Le président démocrate a démontré en janvier dernier qu'il ne craignait pas d'utiliser les moments les plus solennels de la vie politique américaine pour dénoncer ce qu'il considère comme la dérive à droite du troisième pilier du pouvoir américain après la présidence et le Congrès. Ainsi, lors de son dernier discours sur l'état de l'Union, il a vigoureusement critiqué l'arrêt du 21 janvier devant quelques-uns de ses auteurs, dont le président de la Cour, John Roberts, et un de ses collègues conservateurs, Samuel Alito.

«Avec tout le respect dû à la séparation des pouvoirs, je pense que la Cour suprême a remis en question un siècle de jurisprudence et ouvert les vannes aux intérêts particuliers, y compris les entreprises étrangères, pour dépenser sans limites dans nos élections», a-t-il déclaré.

Un enregistrement vidéo permet de voir réagir le juge Alito: «Pas vrai», a-t-il murmuré en secouant la tête.

Quelques jours plus tard, le juge Roberts a qualifié de «troublante» la sortie du président en pareille circonstance.

«Les vieillards»

Barack Obama n'était évidemment pas le premier président à s'en prendre publiquement à la Cour suprême. En son temps, Franklin Roosevelt avait notamment pourfendu «les vieillards» de ce tribunal, dont l'influence sur la société américaine tient en partie au fait qu'ils sont nommés à vie.

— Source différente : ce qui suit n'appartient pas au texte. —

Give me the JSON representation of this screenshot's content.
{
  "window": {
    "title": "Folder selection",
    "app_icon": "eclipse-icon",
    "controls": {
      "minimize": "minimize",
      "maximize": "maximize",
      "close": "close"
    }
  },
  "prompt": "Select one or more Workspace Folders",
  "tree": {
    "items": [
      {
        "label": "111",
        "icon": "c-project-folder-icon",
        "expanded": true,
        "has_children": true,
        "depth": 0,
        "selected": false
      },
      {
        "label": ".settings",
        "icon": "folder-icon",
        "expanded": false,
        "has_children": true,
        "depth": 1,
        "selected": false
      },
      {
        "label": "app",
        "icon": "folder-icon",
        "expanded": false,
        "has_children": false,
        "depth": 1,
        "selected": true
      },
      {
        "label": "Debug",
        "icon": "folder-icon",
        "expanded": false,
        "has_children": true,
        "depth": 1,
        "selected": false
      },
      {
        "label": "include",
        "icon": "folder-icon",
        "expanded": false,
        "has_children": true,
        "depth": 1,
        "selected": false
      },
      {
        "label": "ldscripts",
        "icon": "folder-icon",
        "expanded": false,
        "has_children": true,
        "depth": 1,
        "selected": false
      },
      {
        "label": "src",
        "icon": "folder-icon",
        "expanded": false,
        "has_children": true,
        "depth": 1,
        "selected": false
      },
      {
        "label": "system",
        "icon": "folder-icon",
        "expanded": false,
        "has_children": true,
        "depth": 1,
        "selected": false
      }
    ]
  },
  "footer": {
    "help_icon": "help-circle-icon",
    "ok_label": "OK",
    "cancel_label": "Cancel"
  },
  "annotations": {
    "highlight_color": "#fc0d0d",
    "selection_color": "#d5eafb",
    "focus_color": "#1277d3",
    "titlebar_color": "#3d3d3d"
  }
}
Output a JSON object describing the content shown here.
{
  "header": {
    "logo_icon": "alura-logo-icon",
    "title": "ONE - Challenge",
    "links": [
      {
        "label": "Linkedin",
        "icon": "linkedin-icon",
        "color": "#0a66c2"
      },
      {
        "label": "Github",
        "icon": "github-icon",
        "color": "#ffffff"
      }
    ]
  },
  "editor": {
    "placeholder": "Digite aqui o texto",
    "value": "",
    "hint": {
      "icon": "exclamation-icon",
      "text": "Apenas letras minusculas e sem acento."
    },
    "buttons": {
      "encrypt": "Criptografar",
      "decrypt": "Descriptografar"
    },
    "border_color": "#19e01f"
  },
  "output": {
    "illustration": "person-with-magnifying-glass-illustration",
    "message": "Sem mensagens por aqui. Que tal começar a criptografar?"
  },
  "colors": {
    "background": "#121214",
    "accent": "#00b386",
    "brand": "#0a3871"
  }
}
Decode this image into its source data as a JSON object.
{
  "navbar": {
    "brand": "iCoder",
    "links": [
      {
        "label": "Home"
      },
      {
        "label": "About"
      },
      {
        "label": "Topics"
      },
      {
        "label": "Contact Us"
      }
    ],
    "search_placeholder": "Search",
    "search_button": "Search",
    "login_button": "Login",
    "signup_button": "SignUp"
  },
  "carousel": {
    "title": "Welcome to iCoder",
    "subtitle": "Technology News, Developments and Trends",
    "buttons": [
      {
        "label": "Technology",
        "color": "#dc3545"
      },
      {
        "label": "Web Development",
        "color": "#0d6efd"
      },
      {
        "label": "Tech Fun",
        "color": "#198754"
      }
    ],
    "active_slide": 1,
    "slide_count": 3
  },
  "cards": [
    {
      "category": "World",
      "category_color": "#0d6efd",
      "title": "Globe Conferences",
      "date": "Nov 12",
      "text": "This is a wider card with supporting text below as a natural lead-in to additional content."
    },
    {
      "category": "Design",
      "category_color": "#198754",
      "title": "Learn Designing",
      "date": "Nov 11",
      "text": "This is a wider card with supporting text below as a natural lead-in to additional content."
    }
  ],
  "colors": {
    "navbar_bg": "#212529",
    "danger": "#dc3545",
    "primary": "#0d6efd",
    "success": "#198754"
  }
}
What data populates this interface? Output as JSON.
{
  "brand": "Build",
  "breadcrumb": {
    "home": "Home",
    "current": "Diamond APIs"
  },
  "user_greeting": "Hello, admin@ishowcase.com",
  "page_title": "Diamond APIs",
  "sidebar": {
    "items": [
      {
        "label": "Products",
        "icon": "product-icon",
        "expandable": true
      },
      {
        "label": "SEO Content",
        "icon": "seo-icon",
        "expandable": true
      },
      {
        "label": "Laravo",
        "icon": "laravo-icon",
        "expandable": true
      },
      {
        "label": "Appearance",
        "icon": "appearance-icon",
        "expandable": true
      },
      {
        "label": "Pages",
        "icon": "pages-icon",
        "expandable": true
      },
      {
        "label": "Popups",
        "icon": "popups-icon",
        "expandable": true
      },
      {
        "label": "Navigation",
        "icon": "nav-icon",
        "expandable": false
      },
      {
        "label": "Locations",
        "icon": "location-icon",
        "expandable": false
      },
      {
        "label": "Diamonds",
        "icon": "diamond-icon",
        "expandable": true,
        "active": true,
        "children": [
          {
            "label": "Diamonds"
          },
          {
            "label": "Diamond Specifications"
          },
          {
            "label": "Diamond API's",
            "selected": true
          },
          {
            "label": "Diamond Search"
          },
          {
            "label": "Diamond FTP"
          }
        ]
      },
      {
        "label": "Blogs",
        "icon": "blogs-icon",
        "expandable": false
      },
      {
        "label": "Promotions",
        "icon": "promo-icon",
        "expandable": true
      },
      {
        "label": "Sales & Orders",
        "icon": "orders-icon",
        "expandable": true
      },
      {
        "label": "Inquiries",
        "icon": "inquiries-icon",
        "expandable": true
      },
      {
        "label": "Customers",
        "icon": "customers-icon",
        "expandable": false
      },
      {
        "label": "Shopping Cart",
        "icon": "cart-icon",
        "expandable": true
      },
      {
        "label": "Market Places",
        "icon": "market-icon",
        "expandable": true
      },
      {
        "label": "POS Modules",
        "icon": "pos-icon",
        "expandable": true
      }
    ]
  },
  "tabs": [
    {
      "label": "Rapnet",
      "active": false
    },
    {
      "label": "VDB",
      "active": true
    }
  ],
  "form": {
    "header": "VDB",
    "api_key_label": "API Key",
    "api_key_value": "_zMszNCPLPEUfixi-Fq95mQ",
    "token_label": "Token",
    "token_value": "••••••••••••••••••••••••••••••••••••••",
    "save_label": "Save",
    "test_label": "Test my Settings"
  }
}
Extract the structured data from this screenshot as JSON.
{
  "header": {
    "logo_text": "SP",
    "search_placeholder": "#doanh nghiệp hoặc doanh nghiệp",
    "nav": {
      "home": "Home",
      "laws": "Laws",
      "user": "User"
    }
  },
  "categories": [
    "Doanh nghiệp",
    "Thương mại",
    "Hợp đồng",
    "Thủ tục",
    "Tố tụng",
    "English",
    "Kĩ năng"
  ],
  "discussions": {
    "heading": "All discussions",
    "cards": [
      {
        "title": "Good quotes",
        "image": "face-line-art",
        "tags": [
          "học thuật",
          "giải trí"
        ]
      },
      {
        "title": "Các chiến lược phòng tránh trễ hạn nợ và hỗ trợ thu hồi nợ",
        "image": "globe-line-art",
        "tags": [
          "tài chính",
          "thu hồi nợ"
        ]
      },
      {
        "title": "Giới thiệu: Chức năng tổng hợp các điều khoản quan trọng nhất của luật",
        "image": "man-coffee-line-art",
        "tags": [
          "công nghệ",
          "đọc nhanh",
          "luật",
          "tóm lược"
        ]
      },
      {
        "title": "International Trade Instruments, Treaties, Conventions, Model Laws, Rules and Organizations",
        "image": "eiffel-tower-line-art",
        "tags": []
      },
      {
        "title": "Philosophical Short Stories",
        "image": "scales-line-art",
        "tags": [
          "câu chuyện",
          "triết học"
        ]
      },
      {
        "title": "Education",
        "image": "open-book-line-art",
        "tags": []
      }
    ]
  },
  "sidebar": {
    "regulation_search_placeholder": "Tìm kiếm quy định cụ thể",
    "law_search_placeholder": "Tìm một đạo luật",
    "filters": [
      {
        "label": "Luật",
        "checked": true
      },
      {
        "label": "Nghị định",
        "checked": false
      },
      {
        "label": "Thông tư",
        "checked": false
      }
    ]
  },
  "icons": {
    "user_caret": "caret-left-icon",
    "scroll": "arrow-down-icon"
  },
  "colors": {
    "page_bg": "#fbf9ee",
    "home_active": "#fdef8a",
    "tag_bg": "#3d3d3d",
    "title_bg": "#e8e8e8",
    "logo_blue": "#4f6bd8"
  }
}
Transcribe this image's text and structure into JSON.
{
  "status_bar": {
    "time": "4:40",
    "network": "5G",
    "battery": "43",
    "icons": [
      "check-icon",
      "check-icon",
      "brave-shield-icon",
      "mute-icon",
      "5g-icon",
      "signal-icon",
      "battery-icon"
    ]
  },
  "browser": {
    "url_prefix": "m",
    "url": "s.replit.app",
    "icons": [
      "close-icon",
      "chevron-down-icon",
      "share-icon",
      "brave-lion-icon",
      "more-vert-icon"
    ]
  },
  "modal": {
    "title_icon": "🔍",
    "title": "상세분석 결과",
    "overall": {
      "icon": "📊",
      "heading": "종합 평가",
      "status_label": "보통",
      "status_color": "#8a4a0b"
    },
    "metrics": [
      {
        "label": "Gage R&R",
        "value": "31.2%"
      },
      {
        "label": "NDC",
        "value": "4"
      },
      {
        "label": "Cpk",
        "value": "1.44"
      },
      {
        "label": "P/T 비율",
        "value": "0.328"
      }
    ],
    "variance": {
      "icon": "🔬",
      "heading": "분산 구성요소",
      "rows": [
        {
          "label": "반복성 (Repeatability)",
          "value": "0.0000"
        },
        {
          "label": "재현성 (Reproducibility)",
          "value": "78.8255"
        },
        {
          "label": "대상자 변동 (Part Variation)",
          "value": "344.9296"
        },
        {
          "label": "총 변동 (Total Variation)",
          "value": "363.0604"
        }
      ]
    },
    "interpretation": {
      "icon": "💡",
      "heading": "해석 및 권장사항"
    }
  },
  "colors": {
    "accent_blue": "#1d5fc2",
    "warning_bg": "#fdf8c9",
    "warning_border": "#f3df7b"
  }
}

En tant qu'ancien professeur de droit constitutionnel, le président professe le plus grand respect pour la Cour suprême et le plus grand intérêt pour la responsabilité qui lui incombe de nommer les nouveaux juges, le meilleur moyen de transformer cette institution.

«Le processus de sélection pour remplacer le juge Souter fait partie des responsabilités les plus importantes d'un président», a-t-il déclaré en parlant du magistrat auquel Sonia Sotomayor a succédé l'an dernier.

La nomination de la première juge hispanique à la Cour suprême n'a rien changé à l'équilibre entre les juges conservateurs et progressistes. Il en va de même pour le deuxième choix du président, Elena Kagan, qui a été désignée pour remplacer le doyen et pilier de l'aile progressiste de la Cour, John Paul Stevens.

Si l'on se fie à l'âge, Ruth Bader Ginsburg, qui a célébré en mars son 77e anniversaire de naissance, serait la plus susceptible de quitter la Cour suprême dans un proche avenir. Comme son collègue Stephen Breyer, qui aura 72 ans au mois d'août, elle est plutôt à gauche.

Dans l'autre camp, seuls Anthony Kennedy et Antonin Scalia ont franchi le cap des 70 ans. Ils se feront cependant un plaisir, voire un devoir, de survivre à la présidence de Barack Obama.